Not sure if all Raintree members received the Raintree Select offer but this was an easy way for us to get rid of our Raintree membership.   Previously, we had turned down the offer of Raintree 15 and 7 due to the high cost to convert.  The offer of applying the Hurricane Special Assessment to the cost of conversion definitely was an extra added bonus.   Sadly, I will miss the flexiblity that Raintree points and the great access to Whistler that they provided, but definitely looking forward to the *end* of the ever increasing MF's. 


_When you purchased your Membership, it was the right product for you at the time.  Now that some years have passed, Raintree understands changing travel patterns, economic circumstances, or lifestyle situations may have made a "forever" product less desirable today than when you purchased. Raintree is inviting a small group of Members to become part of our new product, "Raintree Select."

Raintree select is a shorter term (35 month) product that addresses one of the main concerns associated with the timeshare industry, that is, is there a way to terminate my timeshare interest?  We believe that Raintree Select is an excellent way to convert your Raintree Vacation Club Membership, which currently continues until 2026, 2036, or 2046 (depending on your particular Membership).  Your current Membership includes attendant obligations for annual maintenance fees and any permitted assessments.  With Raintree Select, you will have a renewable 35 month non-assessable product (other than the normal annual maintenance fee for the term of the product).

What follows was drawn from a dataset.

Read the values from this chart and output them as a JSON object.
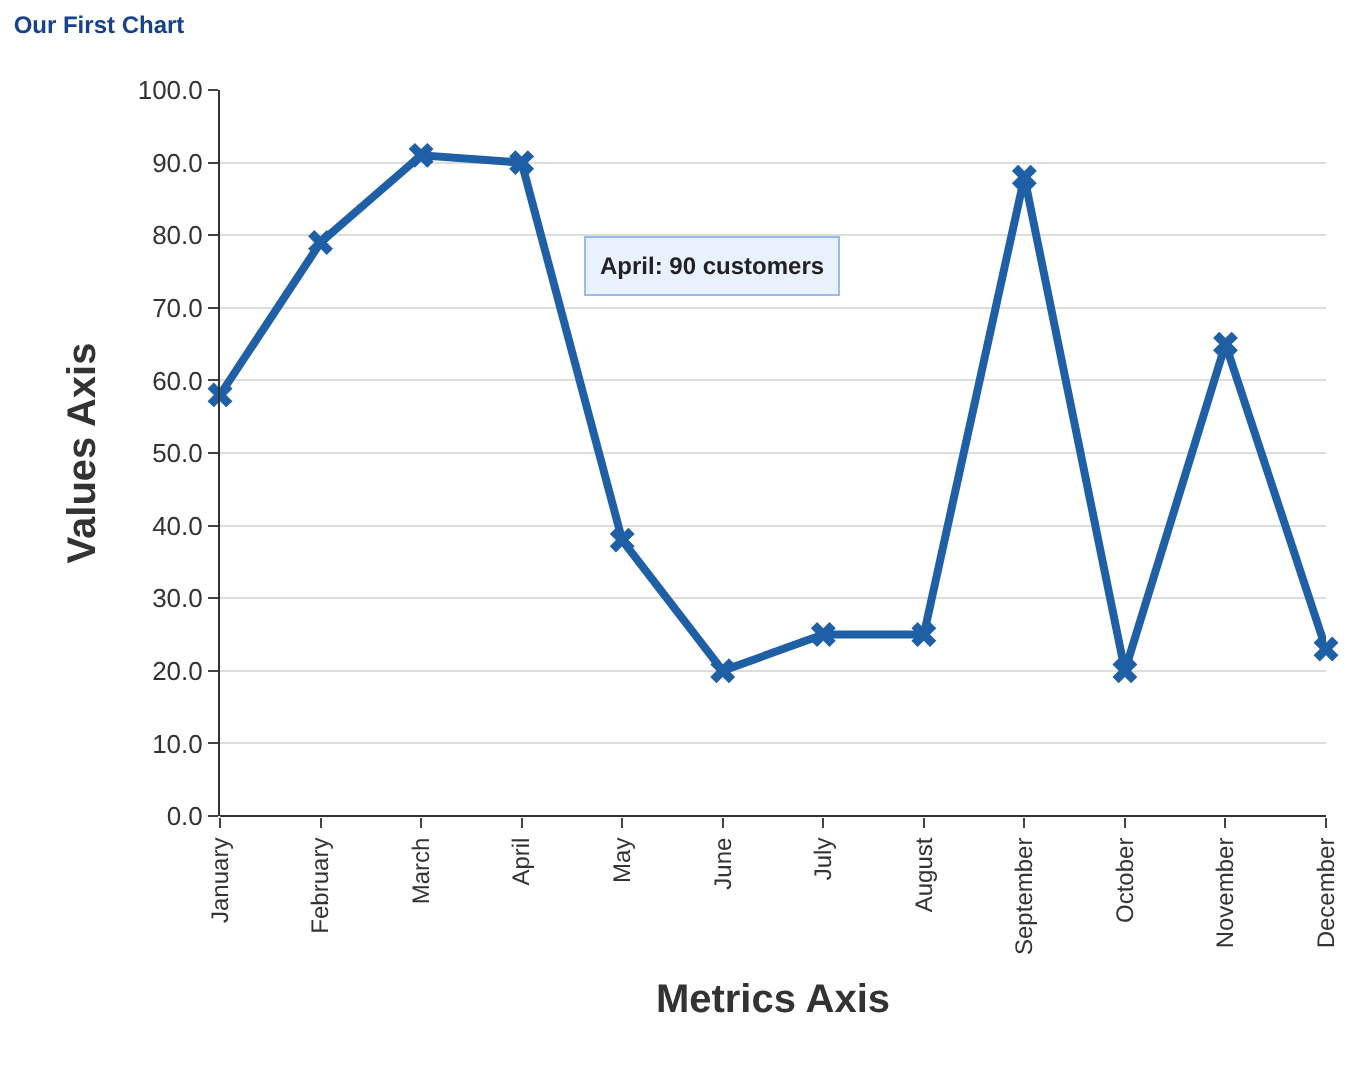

Your Raintree Select Membership may be renewed for up to three additional 35 month terms (or an aggregate of just under an additional 12 years).  There is no additional cost for each renewal, and your only obligation is the current annual maintenance fee during each renewal term.  You can also allow your Raintree Select Membership to expire at the end of any 35 month term at no cost and no continuing obligation.

Additional benefits
(Continue to) receive full access to all Raintree Vacation Club resorts in 12 popular destinations
Option to accelerate and use multiple Points Allotments in the same year
Combining of current Raintree Memberships into one account
No special assessments
This is a limited time offer at this price.  The cost to convert your current Membership to a Raintree Select Membership is $299.  Raintree Select is only available through this offer and will only be available to you until October 15, 2015.   

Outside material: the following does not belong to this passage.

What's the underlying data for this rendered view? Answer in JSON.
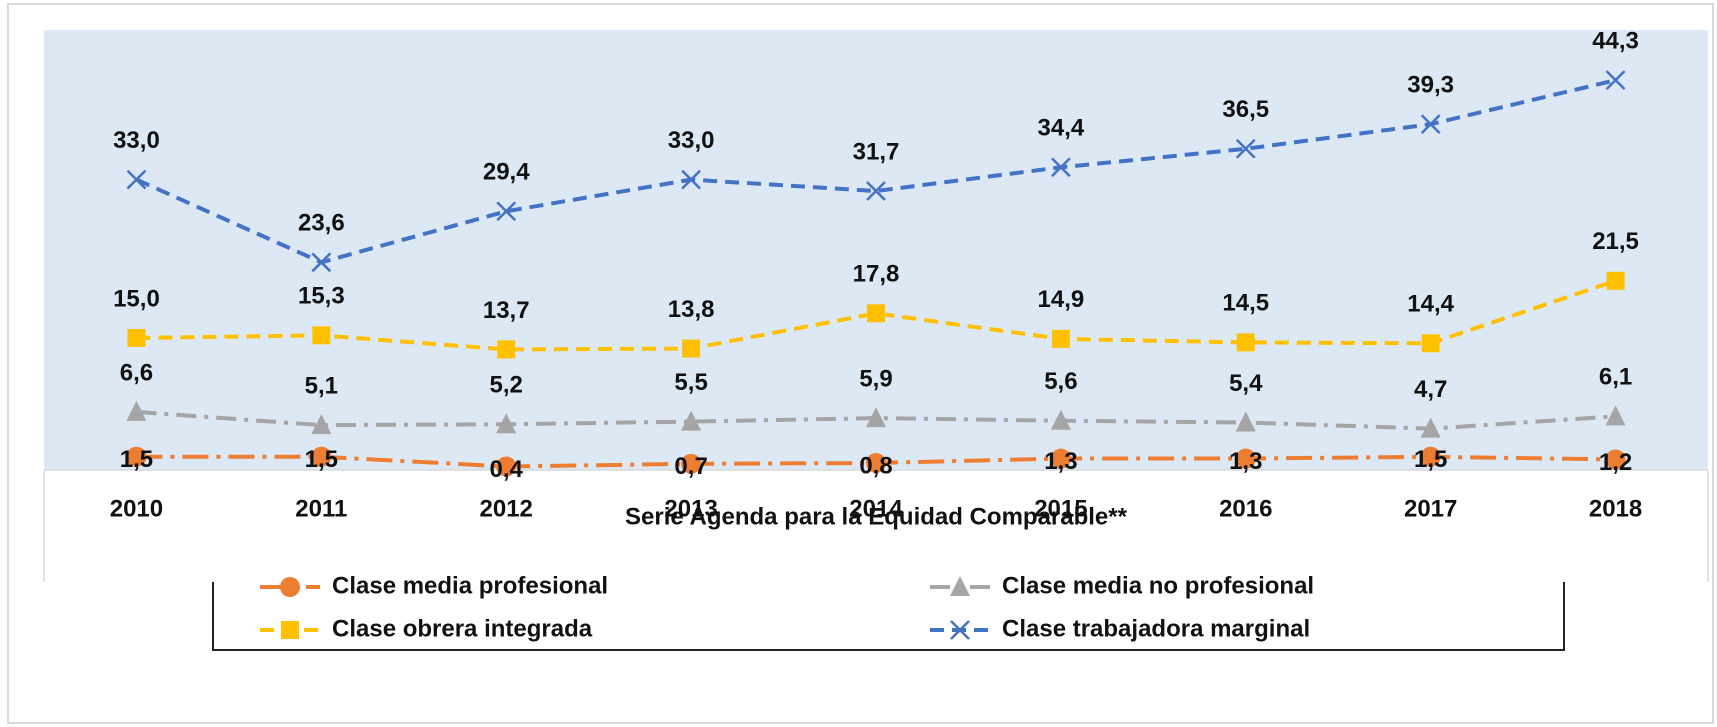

To thank all Members who have paid their Hurricane Assessment to help Club Regina Los Cabos reopen after the devastation of Hurricane Odile, Raintree will discount the Raintree Select conversion fee by the amount of Hurricane Assessment you paid (up to $299)._


----------



## nyparadigm (Oct 14, 2015)

Hi - do you have any contact information for this?  Much appreciated,
Chris


----------



## cat98037 (Nov 11, 2015)

I received this offer in the mail, as well. I wanted to give it some thought first, to make sure that I read it correctly. Now, I've lost my letter. I'm sure I can call Raintree to inquire. Thank you for sharing the cut off date as I do remember that there was one. It seems too good to be true, so I would like to see everything in writing...signed.....that it entails no special assessments, etc....  It would only cost my $120 since I paid for Odile. I would really like to get out of this contract. 3 years sounds good, especially since my MF went up $300 this year!


----------



## Michael1991 (Nov 13, 2015)

cdn_traveler said:


> We believe that Raintree Select is an excellent way to convert your Raintree Vacation Club Membership, which currently continues until 2026, 2036, or 2046 (depending on your particular Membership).



Does this mean that Raintree memberships are not held in perpetuity like so many other timeshare systems? Do all Raintree memberships expire after some period of time?


----------